I was finally able to get over to Head Beach when the tide and ice allowed. I traipsed through knee high snow that blew in and filled the access paths to the beach. Once there, I marveled at the skies reflected in moist sand, clouds lingering in the sky, with patches of wind blown sand. I kept singing the song inspired by the scene, "Blue Skies Smiling at me!" The wind on the beaches made my eyes water, but fortunately the camera lens didn't respond in the same way. What is interesting to me as you walk these mostly deserted tidal beaches is the presence of numerous deer tracks. There are far more of them than those of hikers. One can't help but think these animals are seeking an easier way to get around, and perhaps get a taste of salt.

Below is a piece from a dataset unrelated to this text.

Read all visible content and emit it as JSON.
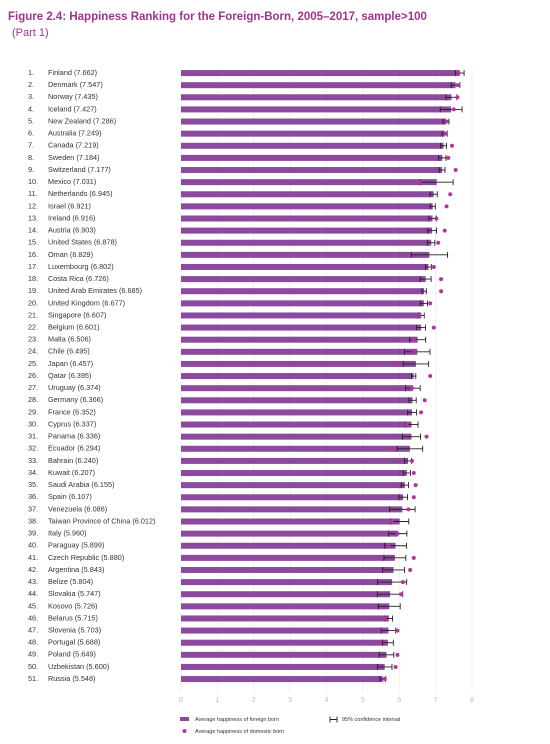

The shoreline is relatively snow free, so it is possible to walk along the rocky paths. You do have to watch out for ice patches that spill over to meet the ocean. I didn't find much of interest in shoreline debris, though mangled traps are always a presence. There is a huge pile over on Sunset Lagoon which will likely be there for some time.

I left the beaches, and again hunted for the elusive porcupine. There were no tracks near the Sou'wester, and in the usual places leading to dens under the latrines. The deer tracks made up for that deficiency, and I followed them across Western Reach. I easily spotted several deer beds in campsites, like this one. The deer had bedded down on an incline, but not under an evergreen tree where I usually find them. I was amused at the proximity to the snow covered fire pit......why didn't it snuggle down in that oval depression?! You will notice that the warmth of the deer must have melted the snow, making the bed easier to spot. There were others in this area, but more scattered about.

The week ended quite a bit colder, but not cold enough to stop outdoor activity here in Phippsburg. Shacks are now set up on Center Pond, and ice fishing has begun in earnest. One of these days I will venture out to see what is being caught. Instead, I took part in a program at the Sportsmen's Club where opportunities were given to snowshoe, cross country ski, ride a dog sled or do some tracking. There are trails behind the club which were used for these activities. I chose to follow the tracking expedition. Frankly, I found better tracking at the campground. I was most amused by the sleds that were pulled by enthusiastic dogs. There was a lot of shouting and happy sounds coming from that robust activity. I was also impressed by some of the gear worn by these Mainers, my favorite being this local guy wearing a hat made from a coyote skin! Most of these people are drawn to the club because of their love of hunting, and it showed. As I was leaving these vibrant scenes on a snowy, cold, but sunlit afternoon, I stopped when I noticed a clever cover for a trailer hitch. Now you know, this truck belonged to a hunter in moose country! 1/10/10 Ronnie, enjoying Maine winters.